Capturing Shape Information with Multi-Scale Topological Loss Terms for
3D Reconstruction
- URL: http://arxiv.org/abs/2203.01703v1
- Date: Thu, 3 Mar 2022 13:18:21 GMT
- Title: Capturing Shape Information with Multi-Scale Topological Loss Terms for
3D Reconstruction
- Authors: Dominik J. E. Waibel, Scott Atwell, Matthias Meier, Carsten Marr, and
Bastian Rieck
- Abstract summary: We propose to complement geometrical shape information by including multi-scale topological features, such as connected components, cycles, and voids, in the reconstruction loss.
Our method calculates topological features from 3D volumetric data based on cubical complexes and uses an optimal transport distance to guide the reconstruction process.
We demonstrate the utility of our loss by incorporating it into SHAPR, a model for predicting the 3D cell shape of individual cells based on 2D microscopy images.
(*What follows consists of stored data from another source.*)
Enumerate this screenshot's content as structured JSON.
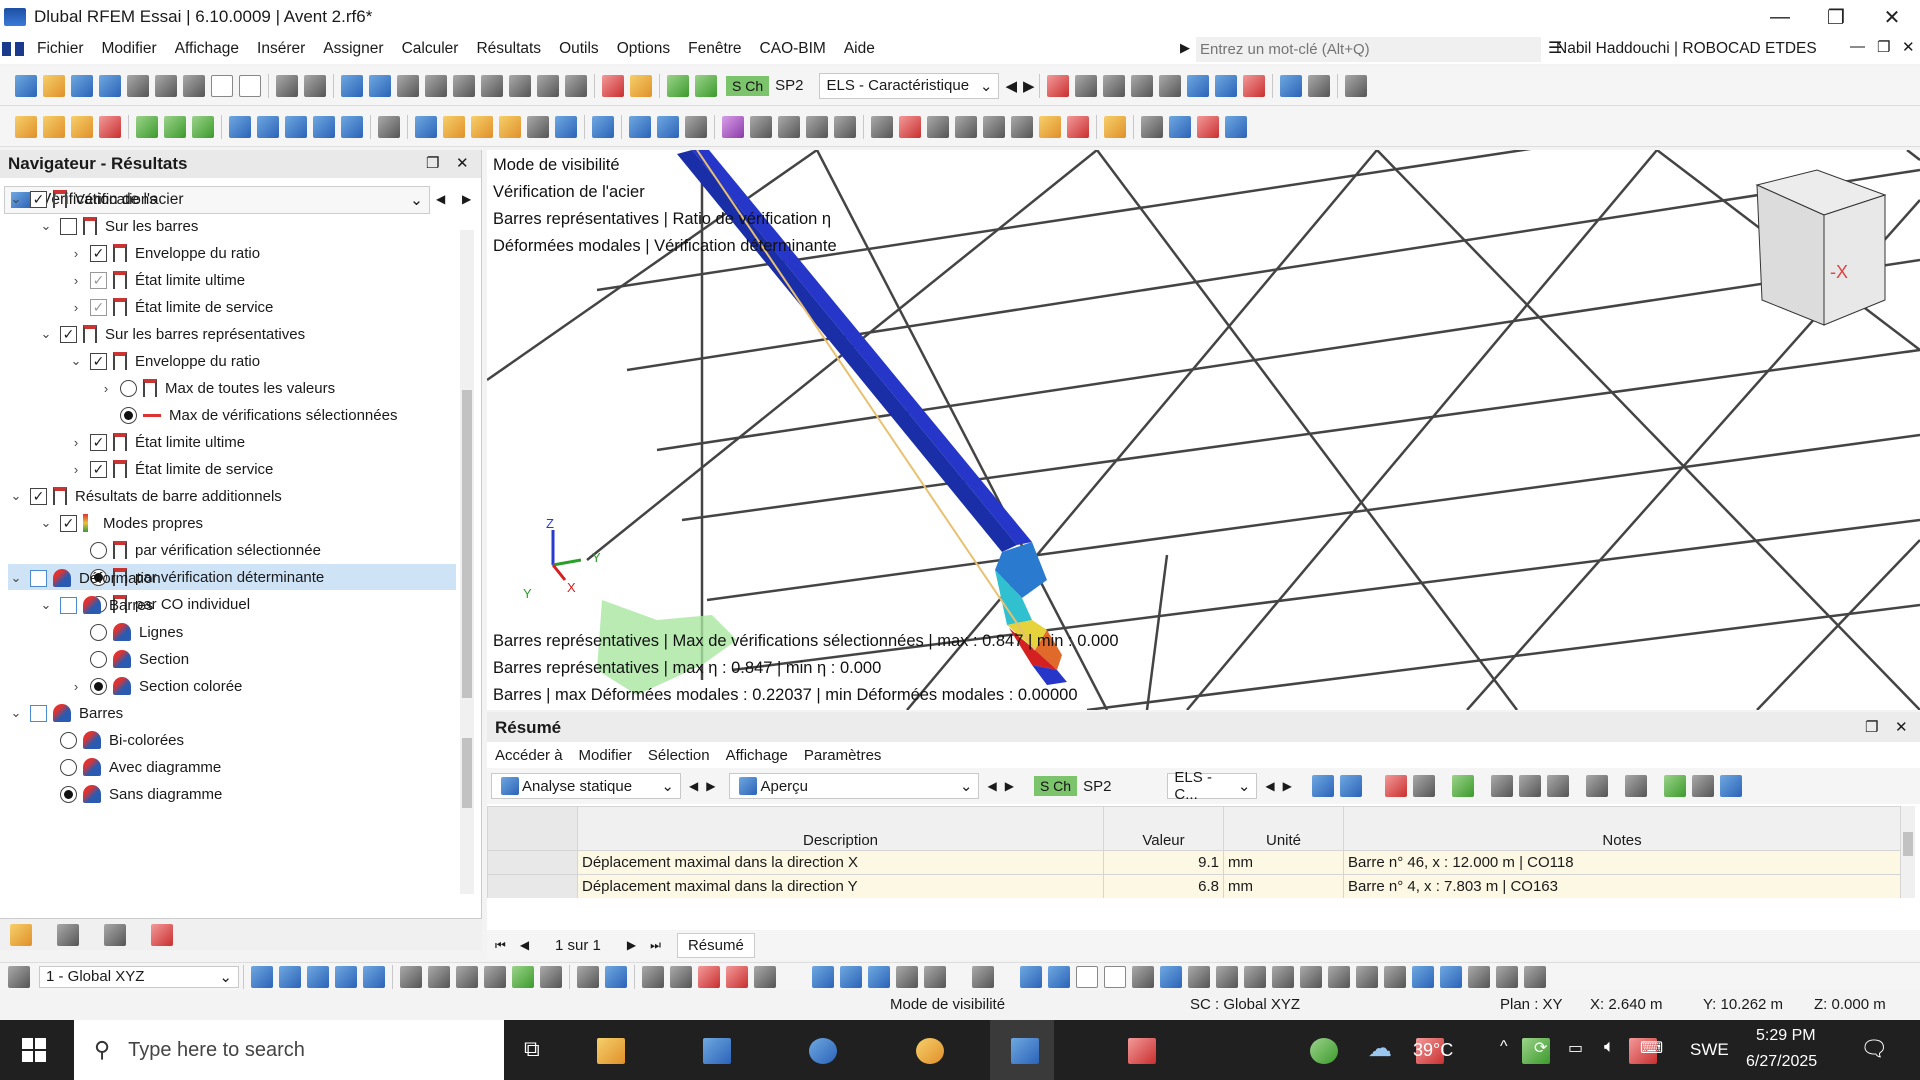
{
  "window": {
    "title": "Dlubal RFEM Essai | 6.10.0009 | Avent 2.rf6*",
    "minimize": "—",
    "restore": "❐",
    "close": "✕"
  },
  "menu": [
    "Fichier",
    "Modifier",
    "Affichage",
    "Insérer",
    "Assigner",
    "Calculer",
    "Résultats",
    "Outils",
    "Options",
    "Fenêtre",
    "CAO-BIM",
    "Aide"
  ],
  "search": {
    "placeholder": "Entrez un mot-clé (Alt+Q)"
  },
  "user": "Nabil Haddouchi | ROBOCAD ETDES",
  "toolbar": {
    "sch": "S Ch",
    "sp2": "SP2",
    "combo": "ELS - Caractéristique"
  },
  "navigator": {
    "title": "Navigateur - Résultats",
    "combo": "Vérification de l'acier",
    "tree1": [
      {
        "label": "Vérifications",
        "state": "✓",
        "type": "cb",
        "indent": 0,
        "chev": "v"
      },
      {
        "label": "Sur les barres",
        "state": "",
        "type": "cb",
        "indent": 1,
        "chev": "v"
      },
      {
        "label": "Enveloppe du ratio",
        "state": "✓",
        "type": "cb",
        "indent": 2,
        "chev": ">"
      },
      {
        "label": "État limite ultime",
        "state": "✓",
        "type": "cbdim",
        "indent": 2,
        "chev": ">"
      },
      {
        "label": "État limite de service",
        "state": "✓",
        "type": "cbdim",
        "indent": 2,
        "chev": ">"
      },
      {
        "label": "Sur les barres représentatives",
        "state": "✓",
        "type": "cb",
        "indent": 1,
        "chev": "v"
      },
      {
        "label": "Enveloppe du ratio",
        "state": "✓",
        "type": "cb",
        "indent": 2,
        "chev": "v"
      },
      {
        "label": "Max de toutes les valeurs",
        "state": "",
        "type": "rd",
        "indent": 3,
        "chev": ">"
      },
      {
        "label": "Max de vérifications sélectionnées",
        "state": "on",
        "type": "rdline",
        "indent": 3,
        "chev": ""
      },
      {
        "label": "État limite ultime",
        "state": "✓",
        "type": "cb",
        "indent": 2,
        "chev": ">"
      },
      {
        "label": "État limite de service",
        "state": "✓",
        "type": "cb",
        "indent": 2,
        "chev": ">"
      },
      {
        "label": "Résultats de barre additionnels",
        "state": "✓",
        "type": "cb",
        "indent": 0,
        "chev": "v"
      },
      {
        "label": "Modes propres",
        "state": "✓",
        "type": "cbmodes",
        "indent": 1,
        "chev": "v"
      },
      {
        "label": "par vérification sélectionnée",
        "state": "",
        "type": "rd",
        "indent": 2,
        "chev": ""
      },
      {
        "label": "par vérification déterminante",
        "state": "on",
        "type": "rd",
        "indent": 2,
        "chev": "",
        "selected": true
      },
      {
        "label": "par CO individuel",
        "state": "",
        "type": "rd",
        "indent": 2,
        "chev": ""
      }
    ],
    "tree2": [
      {
        "label": "Déformation",
        "state": "",
        "type": "cbblue",
        "indent": 0,
        "chev": "v"
      },
      {
        "label": "Barres",
        "state": "",
        "type": "cbblue",
        "indent": 1,
        "chev": "v"
      },
      {
        "label": "Lignes",
        "state": "",
        "type": "rd",
        "indent": 2,
        "chev": ""
      },
      {
        "label": "Section",
        "state": "",
        "type": "rd",
        "indent": 2,
        "chev": ""
      },
      {
        "label": "Section colorée",
        "state": "on",
        "type": "rd",
        "indent": 2,
        "chev": ">"
      },
      {
        "label": "Barres",
        "state": "",
        "type": "cbblue",
        "indent": 0,
        "chev": "v"
      },
      {
        "label": "Bi-colorées",
        "state": "",
        "type": "rd",
        "indent": 1,
        "chev": ""
      },
      {
        "label": "Avec diagramme",
        "state": "",
        "type": "rd",
        "indent": 1,
        "chev": ""
      },
      {
        "label": "Sans diagramme",
        "state": "on",
        "type": "rd",
        "indent": 1,
        "chev": ""
      }
    ]
  },
  "viewport": {
    "info": [
      "Mode de visibilité",
      "Vérification de l'acier",
      "Barres représentatives | Ratio de vérification η",
      "Déformées modales | Vérification déterminante"
    ],
    "bottom": [
      "Barres représentatives | Max de vérifications sélectionnées | max  : 0.847 | min  : 0.000",
      "Barres représentatives | max η : 0.847 | min η : 0.000",
      "Barres | max Déformées modales : 0.22037 | min Déformées modales : 0.00000"
    ],
    "axes": {
      "z": "Z",
      "y": "Y",
      "x": "X",
      "y2": "Y"
    },
    "cube": "-X"
  },
  "summary": {
    "title": "Résumé",
    "menu": [
      "Accéder à",
      "Modifier",
      "Sélection",
      "Affichage",
      "Paramètres"
    ],
    "analysis": "Analyse statique",
    "view": "Aperçu",
    "sch": "S Ch",
    "sp2": "SP2",
    "els": "ELS - C...",
    "headers": [
      "Description",
      "Valeur",
      "Unité",
      "Notes"
    ],
    "rows": [
      [
        "Déplacement maximal dans la direction X",
        "9.1",
        "mm",
        "Barre n° 46, x : 12.000 m | CO118"
      ],
      [
        "Déplacement maximal dans la direction Y",
        "6.8",
        "mm",
        "Barre n° 4, x : 7.803 m | CO163"
      ]
    ],
    "pager": "1 sur 1",
    "tab": "Résumé"
  },
  "bottombar": {
    "cs": "1 - Global XYZ"
  },
  "status": {
    "mode": "Mode de visibilité",
    "sc": "SC : Global XYZ",
    "plan": "Plan : XY",
    "x": "X: 2.640 m",
    "y": "Y: 10.262 m",
    "z": "Z: 0.000 m"
  },
  "taskbar": {
    "search": "Type here to search",
    "temp": "39°C",
    "lang": "SWE",
    "time": "5:29 PM",
    "date": "6/27/2025"
  },
  "colors": {
    "accent": "#2b63b8",
    "select": "#cfe3f7",
    "green": "#7cc46b"
  }
}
- Score: 7.323706635751351
- License: http://creativecommons.org/licenses/by/4.0/
- Abstract: Reconstructing 3D objects from 2D images is both challenging for our brains
and machine learning algorithms. To support this spatial reasoning task,
contextual information about the overall shape of an object is critical.
However, such information is not captured by established loss terms (e.g. Dice
loss). We propose to complement geometrical shape information by including
multi-scale topological features, such as connected components, cycles, and
voids, in the reconstruction loss. Our method calculates topological features
from 3D volumetric data based on cubical complexes and uses an optimal
transport distance to guide the reconstruction process. This topology-aware
loss is fully differentiable, computationally efficient, and can be added to
any neural network. We demonstrate the utility of our loss by incorporating it
into SHAPR, a model for predicting the 3D cell shape of individual cells based
on 2D microscopy images. Using a hybrid loss that leverages both geometrical
and topological information of single objects to assess their shape, we find
that topological information substantially improves the quality of
reconstructions, thus highlighting its ability to extract more relevant
features from image datasets.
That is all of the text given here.